Newsprint sector faces new hurdle on recovery path

Newsprint cost has now risen to $1000 per tonne due to the pandemic's impact on the functioning of mills & Ukraine war disrupting import of newsprint

e4m by Sonam Saini
Published: Apr 19, 2022 8:55 AM  | 4 min read
newsprint

It appears that the print industry's best days are yet to come after seeing the worst during the height of the pandemic. The new challenge for the print industry is a shortage of newsprint due to supply issues and a steep increase in prices. 

Newsprint cost has now risen to around $1000 per tonne, up from $700-$750 (in December 2021). Experts say several factors have led to this shortage – impact of Covid on functioning of newsprint mills and waste paper recycling, and the Ukraine war that has disrupted the import of newsprint. Newsprint is produced by several countries, including Canada, the United States, Korea, and Russia, but the war has affected newsprint supply adversely.

Amit Chopra, Joint Managing Director, Punjab Kesari, says the pandemic affected the collection of waste paper all over the world. As a result, newsprint mills that use recycled paper suffered due to scarcity of raw material. Moreover, many newsprint mills were forced to shud down due to low demand for the same during Covid. Many of the mills did not resume operations. In certain cases, supply could not meet the demand.

Chopra further said the cost of shipping has become prohibitively expensive as a result of the pandemic's disruption. The conflict in Ukraine has further added to the problems since Russia is India's largest supplier. “Paper mills in India do not have enough waste paper available and shipment orders are taking at least five months to arrive, resulting in a supply and demand gap,” Chopra added.

According to Varghese Chandy, VP-Marketing & Advertising Sales, Malayala Manorama, newsprint is a 100 per cent imported commodity because Indian manufacturers are not able to meet the demand in India. The quality of newsprint is also not good enough for high-speed printing machines used by Indian newspapers, he said.

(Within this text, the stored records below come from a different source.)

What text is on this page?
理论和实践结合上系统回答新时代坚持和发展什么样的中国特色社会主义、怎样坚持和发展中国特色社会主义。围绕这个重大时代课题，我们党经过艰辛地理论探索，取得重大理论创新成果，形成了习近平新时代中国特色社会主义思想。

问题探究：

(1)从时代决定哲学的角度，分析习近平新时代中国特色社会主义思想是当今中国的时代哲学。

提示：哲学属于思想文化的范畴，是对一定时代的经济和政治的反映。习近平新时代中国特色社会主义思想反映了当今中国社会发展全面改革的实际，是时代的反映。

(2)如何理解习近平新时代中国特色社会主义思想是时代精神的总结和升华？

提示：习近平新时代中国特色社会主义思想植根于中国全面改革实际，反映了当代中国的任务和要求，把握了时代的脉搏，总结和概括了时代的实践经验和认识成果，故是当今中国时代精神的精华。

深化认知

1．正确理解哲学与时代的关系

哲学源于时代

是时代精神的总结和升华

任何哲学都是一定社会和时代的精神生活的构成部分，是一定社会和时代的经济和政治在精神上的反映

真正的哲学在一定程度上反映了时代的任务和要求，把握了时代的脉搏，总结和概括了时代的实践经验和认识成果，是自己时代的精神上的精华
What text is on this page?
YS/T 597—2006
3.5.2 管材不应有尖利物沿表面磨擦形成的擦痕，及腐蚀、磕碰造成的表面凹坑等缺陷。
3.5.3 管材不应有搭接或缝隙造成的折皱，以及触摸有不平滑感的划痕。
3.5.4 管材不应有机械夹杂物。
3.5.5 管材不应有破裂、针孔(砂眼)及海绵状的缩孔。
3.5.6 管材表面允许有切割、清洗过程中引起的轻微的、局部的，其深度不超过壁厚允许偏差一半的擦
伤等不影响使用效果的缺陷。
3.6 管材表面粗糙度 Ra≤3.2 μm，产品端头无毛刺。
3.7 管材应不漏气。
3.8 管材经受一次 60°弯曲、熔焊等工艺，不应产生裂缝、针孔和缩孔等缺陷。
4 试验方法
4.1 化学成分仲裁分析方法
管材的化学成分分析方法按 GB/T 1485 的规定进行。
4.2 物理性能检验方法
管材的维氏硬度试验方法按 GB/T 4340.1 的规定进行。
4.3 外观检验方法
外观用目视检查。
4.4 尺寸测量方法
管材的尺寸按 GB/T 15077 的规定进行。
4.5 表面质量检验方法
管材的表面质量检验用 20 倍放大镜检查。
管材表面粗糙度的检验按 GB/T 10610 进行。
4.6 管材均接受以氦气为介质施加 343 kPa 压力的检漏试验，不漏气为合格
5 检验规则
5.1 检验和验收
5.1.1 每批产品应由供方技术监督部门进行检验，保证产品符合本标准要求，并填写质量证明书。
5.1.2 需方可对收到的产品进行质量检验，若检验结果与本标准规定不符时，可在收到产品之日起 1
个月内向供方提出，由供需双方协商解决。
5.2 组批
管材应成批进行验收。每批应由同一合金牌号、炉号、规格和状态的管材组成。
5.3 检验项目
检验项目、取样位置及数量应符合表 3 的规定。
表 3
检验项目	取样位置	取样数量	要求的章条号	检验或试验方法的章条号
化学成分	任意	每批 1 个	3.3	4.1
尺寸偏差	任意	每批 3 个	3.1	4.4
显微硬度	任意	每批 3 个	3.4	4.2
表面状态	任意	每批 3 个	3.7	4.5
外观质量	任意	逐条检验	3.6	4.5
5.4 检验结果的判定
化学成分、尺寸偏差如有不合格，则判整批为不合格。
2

"While newsprint prices are unlikely to fall dramatically, we are hopeful that the situation will improve if the war ends. It's a difficult time for all newspapers; they're trying to stay afloat in this crisis,” said Chandy. He also stated this was not the first time the industry had experienced a crisis and similar events have occurred in the past. “We will overcome and survive this as well."

This crisis has forced several smaller publications to shut shop whereas some national names have cut down pagination or the number of pages. 

According to Chopra, some newspapers anticipated this crisis and stocked up on newsprint in advance. “The problem is even if the paper is stocked, how much can one stock anyway?” He is, however, hopeful that the situation will stabilise soon. "We anticipate that everyone will join hands together to help the printing industry in this crisis. In April and May, things will be bad, but by June and July, it should get better. We hope shipments of waste paper and newsprint will begin to arrive soon,” Chopra added. 

As for Mohit Jain, President of Indian Newspaper Society, the domestic mills are asking for more money which is higher than import cost. This is turn, is causing more trouble. He further explained that the total capacity in India is only 0.7 million tonnes but the total consumption is 1.4 million tonnes. “The domestic capacity of newsprint is grossly insufficient. Therefore, publishers are compelled to import and the quality of domestic mills is inferior to imported ones.”    

According to Jain, publishers today are running low on inventory and they are facing material shortage. “The price has gone up so much that many newspapers - small and medium - are likely to close down or go into losses.” 

He also shared that domestic mills are unable to meet the requirement and in between these mills convert their capacity into writing and printing because it gives them a better margin.

Jain mentioned that INS has appealed to the Indian government to remove the 5% custom duty. They have also put in a request that mills in India have the Registrar of Newspaper of India (RNI) licence. Jain also contended that they have asked the advertising rates to be increased as well. “Our DAVP rates should be revived significantly.”